Judy Moran, a registered nurse at Oak Street Medical and research coordinator for its Allergy and Asthma Research Group, said allergy problems for athletes happen every year.

“We see athletes kind of get caught off guard and the patient or coach will call us for an emergency before their event,” Moran said. “It stands to reason that if it’s your first day in Willamette Valley and you spend all day outside, by the time you get home you’ll be miserable.”

The implications for track and field athletes is obvious. It’s especially problematic for distance runners. The Prefontaine Classic in early June saw runners training while wearing masks to block the particles. Once, Galen Rupp’s coach, Alberto Salazar, withdrew the ex-UO star from the Pre Classic in 2011 because of pollen spikes.

The Allergy and Asthma Research Group says that the cascade of pollen is a perennial miasma, returning with the dry season. The pollen collects until it’s windswept to neighboring towns on the valley floor. It is one of the reasons a lot of track and field athletes have checked into hotels on the coast and only come to town when necessary.

“Like last year, this was kind of an early season, starting at the last week of May,” Moran said. “Grass pollen is definitely the biggest problem. Memorial Day to the Fourth of July is definitely the biggest time too, but it can vary.”

Moran’s Allergy and Asthma Research Group regularly updates pollen counts on Oak Street’s website. The counts calculate pollen grains per cubic meter. Pollen levels have dropped since the Prefontaine Classic, when it was at its worst all year. Then, the count hovered around 460 — essentially off the charts, which is past a normal count of 200.

Recent downpours have also beat the pollen back into the dirt, stifling hay fever symptoms. However, Moran says the rain can cause bigger problems for those with allergic asthma. Microparticles shrink even more and bypass nasal filters and creep into the lungs.

“In other words, the rain breaks up the pollen particles so they get down into the airways and those reactions get more intense,” Moran says.

As for the upcoming events, the worst has likely passed. Moran is confident that the pollen will remain around normal levels and coaches know how to prepare.

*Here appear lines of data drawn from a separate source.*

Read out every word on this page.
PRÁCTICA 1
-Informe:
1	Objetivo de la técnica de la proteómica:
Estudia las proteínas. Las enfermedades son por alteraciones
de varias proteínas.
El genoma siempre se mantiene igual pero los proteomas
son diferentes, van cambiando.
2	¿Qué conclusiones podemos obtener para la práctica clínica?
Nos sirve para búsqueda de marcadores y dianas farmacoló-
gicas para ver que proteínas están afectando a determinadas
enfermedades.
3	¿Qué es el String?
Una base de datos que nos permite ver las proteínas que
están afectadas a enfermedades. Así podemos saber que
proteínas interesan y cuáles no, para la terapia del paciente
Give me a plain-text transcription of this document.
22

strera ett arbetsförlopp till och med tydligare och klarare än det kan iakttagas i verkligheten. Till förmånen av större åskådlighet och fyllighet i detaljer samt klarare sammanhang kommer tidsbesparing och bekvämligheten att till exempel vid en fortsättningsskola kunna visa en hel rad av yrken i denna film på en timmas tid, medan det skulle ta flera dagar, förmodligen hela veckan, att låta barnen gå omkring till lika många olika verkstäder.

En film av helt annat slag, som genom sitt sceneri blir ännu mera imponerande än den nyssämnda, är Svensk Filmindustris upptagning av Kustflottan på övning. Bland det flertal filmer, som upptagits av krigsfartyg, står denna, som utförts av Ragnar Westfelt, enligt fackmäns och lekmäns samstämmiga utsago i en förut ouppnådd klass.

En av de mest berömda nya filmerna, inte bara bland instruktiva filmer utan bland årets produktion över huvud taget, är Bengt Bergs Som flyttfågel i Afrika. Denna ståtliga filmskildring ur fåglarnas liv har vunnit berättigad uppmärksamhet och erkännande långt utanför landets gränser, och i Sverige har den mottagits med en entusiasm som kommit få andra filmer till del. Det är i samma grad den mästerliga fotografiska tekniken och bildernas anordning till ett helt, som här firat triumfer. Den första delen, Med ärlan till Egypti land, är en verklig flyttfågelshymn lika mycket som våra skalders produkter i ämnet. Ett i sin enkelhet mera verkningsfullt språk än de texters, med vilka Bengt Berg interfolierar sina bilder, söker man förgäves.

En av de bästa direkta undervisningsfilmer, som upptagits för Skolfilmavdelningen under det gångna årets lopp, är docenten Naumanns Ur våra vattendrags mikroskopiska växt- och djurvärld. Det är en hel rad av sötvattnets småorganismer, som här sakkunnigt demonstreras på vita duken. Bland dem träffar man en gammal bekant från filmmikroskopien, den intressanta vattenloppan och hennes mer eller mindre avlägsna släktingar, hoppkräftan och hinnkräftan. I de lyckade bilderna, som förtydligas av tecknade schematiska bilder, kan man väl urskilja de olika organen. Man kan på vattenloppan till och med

Still, it’s a factor to consider in Track Town if you’re susceptible.

“If you’re gearing up your whole season for the NCAA championships and you’re affected by the grass pollen, I really feel for that,” Leon said. “In Eugene, it’s so extreme that it just knocks you on your butt.”



  • Prototoast

    “This week, athletes from around the globe will descend on Eugene for the United States Track and Field Championships.”

    This would be the USATF *JUNIOR* Championships, and characterizing the participants in a national championship as being “from around the globe” is silly and misleading.

    • Victor Flores

      Thank you for pointing out out error. That’s been fixed.